I love what you said about growing by loving people, rather than each love and lost being a hole in our hearts.
Beautiful, beautiful thoughts, that wouldn’t have come about without deep water and hard paths.
Thank you!
I needed this so much today. Having said goodbye five weeks ago to two little boys we hoped we could keep forever, I am in the middle of wondering how to survive. Thank you for these words that spoke right to my heart!
Tears. Hugs.
You demonstrate how love enlarges the heart instead of diminishing it.
Love the beautiful hands and arms in the photo!
You will not survive grief by being stronger, but by being weaker – by bending down and down, laying low and lower until there is nothing left of you but a shadow on the breast of Christ –
Not to steal your words here and however sardonic this sounds, this is the only way I will survive motherhood. I know nothing of fostering but drowning in motherhood? – yes.
Thank you for these words!
Beautiful words, which remind me of these which have breathed courage into my heart in seasons of shattering loss….”Grief is the price we pay for love, and the only cure for grief is to grieve.”
(Also, I highly recommend The Grief Recovery/Loss 101 classes, if they should ever be available in your area.)
Thank you for sharing your experiences. We have a daughter we raised from birth, and although it doesn’t seem today like our loss is imminent, we are living in the tension of concurrent goals, knowing we could lose her at any time even while they work toward TPR. To know others have survived and been given strength to keep mothering is one of the hopes that I hold to.
God be with you on this journey… you will survive, even the hardest things in life, with Gods help!! You may look back and wonder how you survived, and then you will know it was Gods Grace, that carried you!
I’m a Mother that survived the wild ride of raising a family, only by Gods Grace. Now a Grandma, of little Grandsons. And a Grandma to Foster children who went back to sad situations. The Foster Children are never beyond the reach of Prayers!
Thank you Shari. I cried a lot this morning as I naturally paraphrased it for my story. Connected with so much. Loved ~ “You will not survive grief by being stronger, but by being weaker – by bending down and down, laying low and lower until there is nothing left of you but a shadow on the breast of Christ.”

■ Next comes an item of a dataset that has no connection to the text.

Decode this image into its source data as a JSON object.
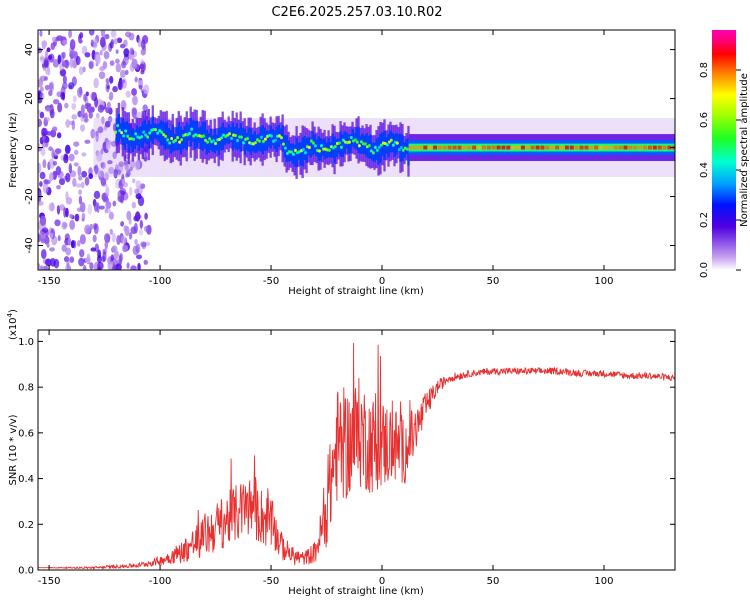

“The heart is a living thing, and every time it loves, it grows. If you go on loving, you will become something you cannot now imagine: a woman who can cry without shame and love without keeping.” I’m copying this into my quotes book.
Our social worker emailed this week and said they are ready to start the home study process whenever we are. Talk about stepping out onto the water. I’m afraid we will sink. Your words are just what I needed. I can see the Master. Thank you Shari.